The Commodities Feed: Middle East risks linger
After the sell-off in oil last week, markets have opened slightly stronger today following further US and UK attacks against the Houthis over the weekend
Energy - Middle distillate support
The oil market saw a significant amount of weakness last week with ICE Brent selling off more than 7.4% which took it firmly back below US$80/bbl. Hopes of a ceasefire between Israel and Hamas drove some of this weakness. However, for now, a ceasefire does not appear imminent. A much stronger-than-expected US jobs report on Friday would also have added some pressure, calling into question whether the US Fed will start to cut rates anytime soon. However, this morning, oil has opened stronger after further US and UK attacks on the Houthis over the weekend, which the Houthis have said they will retaliate against. While, developments in the Red Sea are having an impact on some physical markets, on the whole, oil supply remains unaffected. Furthermore, the oil market is largely balanced in 1Q24 and OPEC is sitting on a large amount of spare capacity, leaving the market fairly comfortable. However, this could quickly change if tensions spread to other parts of the Middle East.
Middle distillates remain relatively well supported with the ICE gasoil crack remaining around the US$30/bbl level. Longer shipping times for middle distillates from the Middle East and Asia into Europe are leading to some tightness in Europe. Europe has become increasingly reliant on middle distillates from Asia and the Middle East since the EU ban on Russian oil and refined products.
The latest positioning data shows that speculators increased their net long in ICE Brent by 53,269 lots over the last reporting week to 261,416 lots as of last Tuesday - the largest position held since September. However, given that the bulk of this move was made up of fresh buying and considering the price action in Brent since last Tuesday, it is likely that a large amount of these fresh longs have already liquidated.
While European natural gas prices have seen some strength recently, the market is likely to see limited upside. TTF continues to trade below EUR30/MWh and with storage more than 69% full (versus a 5-year average of 56%) we continue to believe that Europe will exit this heating season with very comfortable storage.
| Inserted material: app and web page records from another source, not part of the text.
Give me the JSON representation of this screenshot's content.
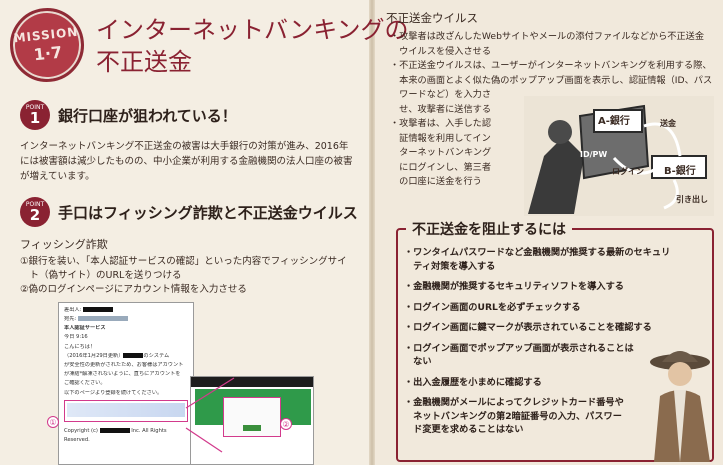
{
  "stamp": {
    "line1": "MISSION",
    "line2": "1·7"
  },
  "title": {
    "line1": "インターネットバンキングの",
    "line2": "不正送金"
  },
  "point1": {
    "badge_word": "POINT",
    "badge_num": "1",
    "heading": "銀行口座が狙われている！"
  },
  "point1_text": [
    "インターネットバンキング不正送金の被害は大手銀行の対策が進み、2016年",
    "には被害額は減少したものの、中小企業が利用する金融機関の法人口座の被害",
    "が増えています。"
  ],
  "point2": {
    "badge_word": "POINT",
    "badge_num": "2",
    "heading": "手口はフィッシング詐欺と不正送金ウイルス"
  },
  "phishing_label": "フィッシング詐欺",
  "steps": [
    "①銀行を装い、「本人認証サービスの確認」といった内容でフィッシングサイ",
    "　ト（偽サイト）のURLを送りつける",
    "②偽のログインページにアカウント情報を入力させる"
  ],
  "email": {
    "from_label": "差出人:",
    "to_label": "宛先:",
    "subject": "本人認証サービス",
    "date": "今日 9:16",
    "greeting": "こんにちは！",
    "body1": "（2016年1月29日更新）",
    "body2": "のシステム",
    "body3": "が安全性の更新がされたため、お客様はアカウント",
    "body4": "が凍結*解凍されないように、直ちにアカウントを",
    "body5": "ご確認ください。",
    "body6": "以下のページより登録を続けてください。",
    "copyright": "Copyright (c)",
    "inc": "Inc. All Rights",
    "reserved": "Reserved."
  },
  "markers": [
    "①",
    "②"
  ],
  "right_title": "不正送金ウイルス",
  "virus_bullets": [
    "・攻撃者は改ざんしたWebサイトやメールの添付ファイルなどから不正送金",
    "　ウイルスを侵入させる",
    "・不正送金ウイルスは、ユーザーがインターネットバンキングを利用する際、",
    "　本来の画面とよく似た偽のポップアップ画面を表示し、認証情報（ID、パス",
    "　ワードなど）を入力さ",
    "　せ、攻撃者に送信する",
    "・攻撃者は、入手した認",
    "　証情報を利用してイン",
    "　ターネットバンキング",
    "　にログインし、第三者",
    "　の口座に送金を行う"
  ],
  "illustration": {
    "bank_a": "A-銀行",
    "bank_b": "B-銀行",
    "remit": "送金",
    "idpw": "ID/PW",
    "login": "ログイン",
    "withdraw": "引き出し"
  },
  "prevent": {
    "title": "不正送金を阻止するには",
    "items": [
      [
        "・ワンタイムパスワードなど金融機関が推奨する最新のセキュリ",
        "　ティ対策を導入する"
      ],
      [
        "・金融機関が推奨するセキュリティソフトを導入する"
      ],
      [
        "・ログイン画面のURLを必ずチェックする"
      ],
      [
        "・ログイン画面に鍵マークが表示されていることを確認する"
      ],
      [
        "・ログイン画面でポップアップ画面が表示されることは",
        "　ない"
      ],
      [
        "・出入金履歴を小まめに確認する"
      ],
      [
        "・金融機関がメールによってクレジットカード番号や",
        "　ネットバンキングの第2暗証番号の入力、パスワー",
        "　ド変更を求めることはない"
      ]
    ]
  },
  "colors": {
    "accent": "#8a2232",
    "pink": "#d23a8c",
    "paper": "#f3ece0"
  }
}
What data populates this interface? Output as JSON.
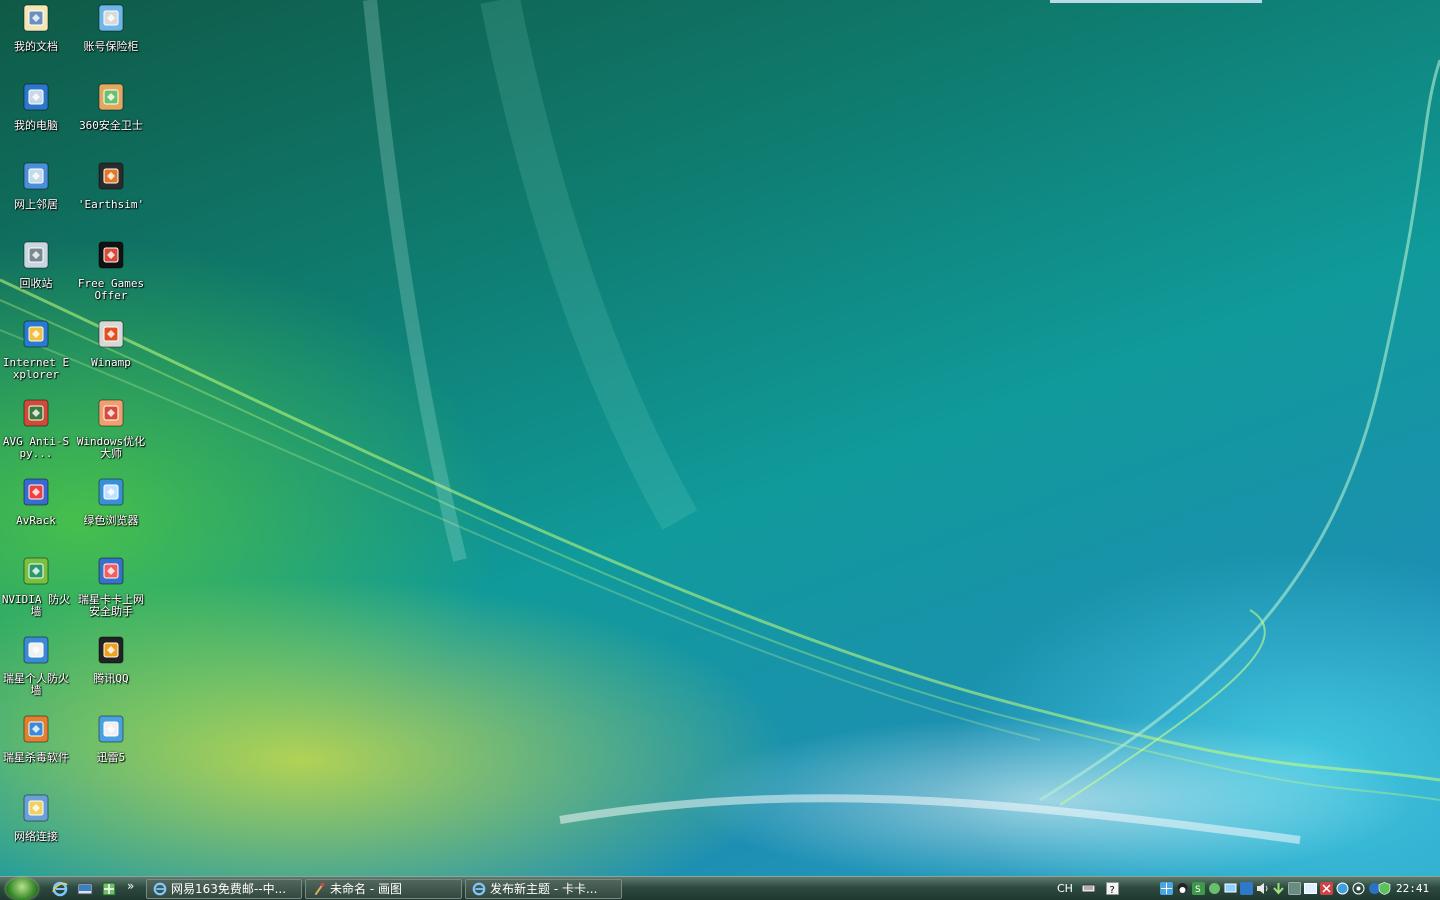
{
  "desktop_icons": [
    {
      "name": "icon-my-documents",
      "label": "我的文档",
      "glyph": "documents-icon"
    },
    {
      "name": "icon-account-safe",
      "label": "账号保险柜",
      "glyph": "safe-icon"
    },
    {
      "name": "icon-my-computer",
      "label": "我的电脑",
      "glyph": "computer-icon"
    },
    {
      "name": "icon-360-safeguard",
      "label": "360安全卫士",
      "glyph": "shield-app-icon"
    },
    {
      "name": "icon-network-places",
      "label": "网上邻居",
      "glyph": "network-icon"
    },
    {
      "name": "icon-earthsim",
      "label": "'Earthsim'",
      "glyph": "earth-icon"
    },
    {
      "name": "icon-recycle-bin",
      "label": "回收站",
      "glyph": "recycle-bin-icon"
    },
    {
      "name": "icon-free-games",
      "label": "Free Games Offer",
      "glyph": "games-icon"
    },
    {
      "name": "icon-internet-explorer",
      "label": "Internet Explorer",
      "glyph": "ie-icon"
    },
    {
      "name": "icon-winamp",
      "label": "Winamp",
      "glyph": "winamp-icon"
    },
    {
      "name": "icon-avg-antispy",
      "label": "AVG Anti-Spy...",
      "glyph": "avg-icon"
    },
    {
      "name": "icon-windows-optimizer",
      "label": "Windows优化大师",
      "glyph": "optimizer-icon"
    },
    {
      "name": "icon-avrack",
      "label": "AvRack",
      "glyph": "avrack-icon"
    },
    {
      "name": "icon-green-browser",
      "label": "绿色浏览器",
      "glyph": "browser-icon"
    },
    {
      "name": "icon-nvidia-firewall",
      "label": "NVIDIA 防火墙",
      "glyph": "nvidia-icon"
    },
    {
      "name": "icon-rising-card",
      "label": "瑞星卡卡上网安全助手",
      "glyph": "rising-card-icon"
    },
    {
      "name": "icon-rising-firewall",
      "label": "瑞星个人防火墙",
      "glyph": "firewall-icon"
    },
    {
      "name": "icon-tencent-qq",
      "label": "腾讯QQ",
      "glyph": "qq-penguin-icon"
    },
    {
      "name": "icon-rising-antivirus",
      "label": "瑞星杀毒软件",
      "glyph": "antivirus-icon"
    },
    {
      "name": "icon-xunlei",
      "label": "迅雷5",
      "glyph": "xunlei-icon"
    },
    {
      "name": "icon-network-connections",
      "label": "网络连接",
      "glyph": "network-connections-icon"
    }
  ],
  "taskbar": {
    "quick_launch": [
      "ie-icon",
      "show-desktop-icon",
      "network-quicklaunch-icon"
    ],
    "more_chevron": "»",
    "tasks": [
      {
        "label": "网易163免费邮--中...",
        "icon": "ie-icon"
      },
      {
        "label": "未命名 - 画图",
        "icon": "paint-icon"
      },
      {
        "label": "发布新主题 - 卡卡...",
        "icon": "ie-icon"
      }
    ],
    "tray": {
      "language": "CH",
      "clock": "22:41"
    }
  },
  "colors": {
    "label_text": "#ffffff",
    "taskbar_top": "#5d7b6e",
    "taskbar_bottom": "#1f3830"
  }
}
In the absence of any supply shocks or demand spikes, we see further downside as we move towards the end of the heating season.
Metals – Metal inventories rise in China
Data from the Shanghai Futures Exchange (ShFE) shows that weekly inventories for all base metals rose over the last week. Copper weekly stocks jumped by 18,245 tonnes to 68,777 tonnes as of Friday, the highest since 21 July 2023. Among other metals, zinc inventories rose by 5,235 tonnes to 27,882 tonnes (the highest since the week ending on 1 December 2023), while aluminium and nickel stocks increased by 4.6% WoW and 3.3% WoW respectively at the end of last week.
The latest positioning data from the CFTC shows that managed money net longs in COMEX gold decreased by 4,639 lots over the last week to 71,976 lots as of 30 January, the lowest since the week ending 17 October 2023. The next release could show further selling, particularly after Friday’s strong US jobs report, which suggests that the Fed may keep rates higher for longer.